What’s your top recommendation for someone who wants to get involved with anti-war activism and WBW?

Everyone can do something to advance anti-war/pro-peace activism. Look around your community. Who is already doing the work? In what ways can you participate? Maybe it is to attend rallies or maybe it is behind the scenes donating time or money. World BEYOND War is always a viable option. WBW provides a wealth of information and resources. The courses are fantastic. Many areas have WBW chapters. If your city/town doesn’t, you can start one, or you can encourage an existing organization to become a WBW affiliate. Pittsburgh has no WBW chapter. I am active in WILPF (Women’s International League for Peace and Freedom) Pittsburgh. We hosted an event with WBW using their Zoom platform and advertising reach.
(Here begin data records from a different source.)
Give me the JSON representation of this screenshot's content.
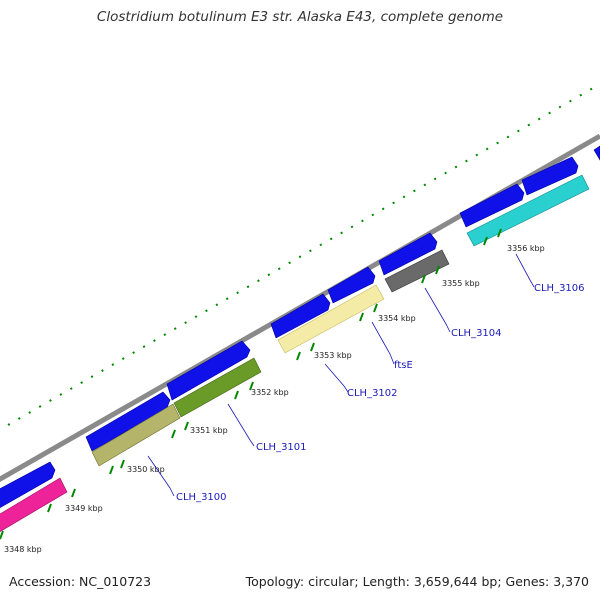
{
  "title": "Clostridium botulinum E3 str. Alaska E43, complete genome",
  "accession": "Accession: NC_010723",
  "summary": "Topology: circular; Length: 3,659,644 bp; Genes: 3,370",
  "colors": {
    "backbone": "#8a8a8a",
    "forward_cds": "#1010e8",
    "tick": "#007700",
    "label_line": "#1a1ab8"
  },
  "ticks": [
    {
      "label": "3348 kbp"
    },
    {
      "label": "3349 kbp"
    },
    {
      "label": "3350 kbp"
    },
    {
      "label": "3351 kbp"
    },
    {
      "label": "3352 kbp"
    },
    {
      "label": "3353 kbp"
    },
    {
      "label": "3354 kbp"
    },
    {
      "label": "3355 kbp"
    },
    {
      "label": "3356 kbp"
    }
  ],
  "gene_labels": [
    {
      "name": "CLH_3100",
      "color": "#8a8a3e"
    },
    {
      "name": "CLH_3101",
      "color": "#5e8a1e"
    },
    {
      "name": "CLH_3102",
      "color": "#f0e9a0"
    },
    {
      "name": "ftsE",
      "color": "#f0e9a0"
    },
    {
      "name": "CLH_3104",
      "color": "#666666"
    },
    {
      "name": "CLH_3106",
      "color": "#20c8c8"
    }
  ]
}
WILPF Pgh now regularly reports about WBW events and activities and we have been able to share ours with them. Peace begins with cooperation!

What keeps you inspired to advocate for change?

I see such need around me and around the world. I must do my part to make the world a better place for upcoming generations. At times, I get discouraged, but working with networks like WBW and WILPF, I can find inspiration and support to continue to move forward in positive ways.

Posted February 9, 2023.

2 Responses

  1. Thank you, Susan, for inspiring me today to keep up the effort! I hope to investigate WILPF in future, in hopes I can take some actions online. My age, 78, limits my activism now, since
    energy is not what it used to be!?!
    Sincerely, Jean Drumm

  2. I also got more involved with WBW by taking a course during the first Covid lock-down (That’s what we call them in NZ — I think in the States they used the term “shelter-in-place”). Reading your profile has given me ideas as to what sort of additional things I could do. I like your whakatauki – “peace begns with cooperation”. Liz Remmerswaal is our New Zealand WBW national representative. She also inspires me!